Engineering Nanoscale Surface Features to Sustain Microparticle Rolling in Flow

Nanoscopic features of channel walls are often engineered to facilitate microfluidic transport, for instance when surface charge enables electroosmosis or when grooves drive mixing. The dynamic or rolling adhesion of flowing microparticles on a channel wall holds potential to accomplish particle sorting or to selectively transfer reactive species or signals between the wall and flowing particles. Inspired by cell rolling under the direction of adhesion molecules called selectins, we present an engineered platform in which the rolling of flowing microparticles is sustained through the incorporation of entirely synthetic, discrete, nanoscale, attractive features into the nonadhesive (electrostatically repulsive) surface of a flow channel. Focusing on one example or type of nanoscale feature and probing the impact of broad systematic variations in surface feature loading and processing parameters, this study demonstrates how relatively flat, weakly adhesive nanoscale features, positioned with average spacings on the order of tens of nanometers, can produce sustained microparticle rolling.
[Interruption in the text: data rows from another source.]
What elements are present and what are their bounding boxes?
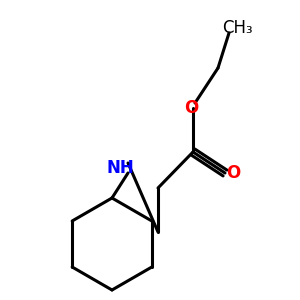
Text: O: O bbox=[226, 164, 240, 182]
Text: NH: NH bbox=[106, 159, 134, 177]
Text: CH₃: CH₃ bbox=[222, 19, 252, 37]
Text: O: O bbox=[184, 99, 198, 117]
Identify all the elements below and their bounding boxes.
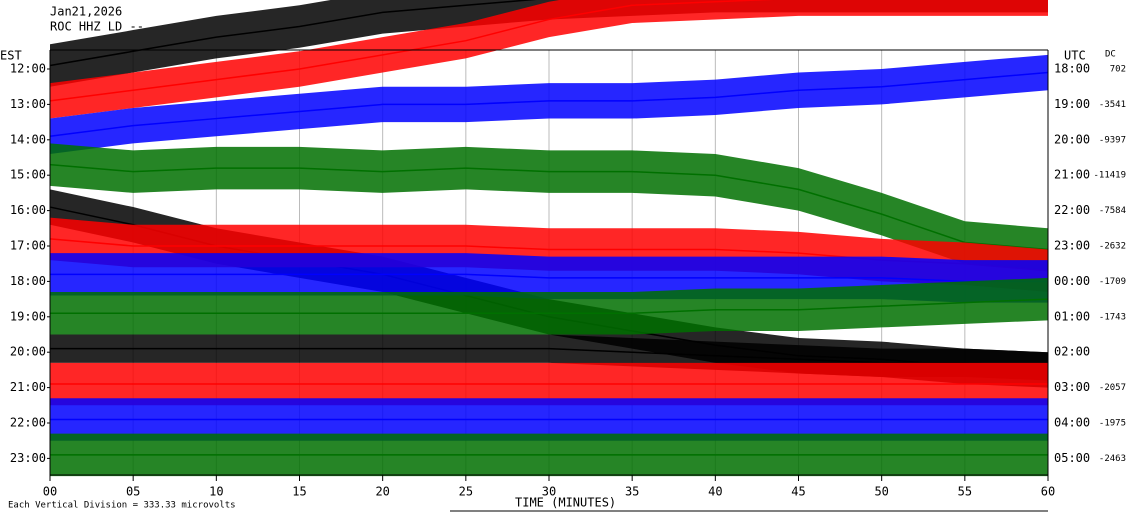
trace-band [50, 0, 1048, 87]
footnote: Each Vertical Division = 333.33 microvol… [8, 501, 236, 511]
row-label-right: 02:00 [1054, 345, 1090, 359]
trace-line [49, 163, 1049, 251]
x-tick-label: 45 [791, 485, 805, 499]
row-label-left: 20:00 [10, 345, 46, 359]
x-tick-label: 40 [708, 485, 722, 499]
x-tick-label: 20 [375, 485, 389, 499]
dc-value: -1975 [1099, 419, 1126, 429]
row-label-right: 03:00 [1054, 380, 1090, 394]
trace-line [50, 298, 1049, 315]
x-tick-label: 25 [459, 485, 473, 499]
left-axis-label: EST [0, 49, 22, 63]
row-label-right: 21:00 [1054, 168, 1090, 182]
x-tick-label: 00 [43, 485, 57, 499]
dc-value: 702 [1110, 65, 1126, 75]
row-label-right: 18:00 [1054, 62, 1090, 76]
x-tick-label: 05 [126, 485, 140, 499]
right-axis-label: UTC [1064, 49, 1086, 63]
dc-value: -2632 [1099, 242, 1126, 252]
trace-line [49, 0, 537, 67]
traces [49, 0, 1049, 477]
row-label-left: 15:00 [10, 168, 46, 182]
trace-band [50, 54, 1048, 154]
trace-line [50, 273, 1048, 283]
trace-band [50, 277, 1048, 335]
row-label-left: 17:00 [10, 239, 46, 253]
x-tick-label: 30 [542, 485, 556, 499]
dc-value: -1743 [1099, 312, 1126, 322]
x-tick-label: 50 [874, 485, 888, 499]
row-label-left: 22:00 [10, 416, 46, 430]
row-label-left: 14:00 [10, 132, 46, 146]
title-line: ROC HHZ LD -- [50, 20, 144, 34]
x-tick-label: 55 [958, 485, 972, 499]
dc-value: -11419 [1093, 171, 1126, 181]
row-label-left: 21:00 [10, 380, 46, 394]
dc-label: DC [1105, 50, 1116, 60]
row-label-left: 19:00 [10, 309, 46, 323]
dc-value: -7584 [1099, 206, 1126, 216]
row-label-right: 00:00 [1054, 274, 1090, 288]
dc-value: -2463 [1099, 454, 1126, 464]
row-label-left: 18:00 [10, 274, 46, 288]
dc-value: -9397 [1099, 135, 1126, 145]
x-tick-label: 10 [209, 485, 223, 499]
row-label-right: 23:00 [1054, 239, 1090, 253]
trace-band [50, 189, 1048, 388]
trace-line [49, 71, 1049, 138]
x-axis-label: TIME (MINUTES) [515, 496, 616, 510]
trace-band [50, 0, 1048, 119]
title-line: Jan21,2026 [50, 5, 122, 19]
row-label-left: 16:00 [10, 203, 46, 217]
row-label-right: 04:00 [1054, 416, 1090, 430]
x-tick-label: 15 [292, 485, 306, 499]
row-label-right: 05:00 [1054, 451, 1090, 465]
x-tick-label: 35 [625, 485, 639, 499]
row-label-right: 20:00 [1054, 132, 1090, 146]
row-label-left: 23:00 [10, 451, 46, 465]
row-label-left: 12:00 [10, 62, 46, 76]
dc-value: -2057 [1099, 383, 1126, 393]
dc-value: -3541 [1099, 100, 1126, 110]
x-tick-label: 60 [1041, 485, 1055, 499]
row-label-right: 22:00 [1054, 203, 1090, 217]
trace-line [49, 0, 774, 102]
trace-band [50, 143, 1048, 271]
row-label-right: 19:00 [1054, 97, 1090, 111]
row-label-left: 13:00 [10, 97, 46, 111]
dc-value: -1709 [1099, 277, 1126, 287]
row-label-right: 01:00 [1054, 309, 1090, 323]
We further demonstrate how the rolling velocity and travel distance depend on flow and surface design. We identify classes of related surfaces that fail to support rolling and present a state space that identifies combinations of surface and processing variables corresponding to transitions between rolling, free particle motion, and arrest. Finally we identify combinations of parameters (surface length scales, particle size, flow rates) where particles can be manipulated with size-selectivity.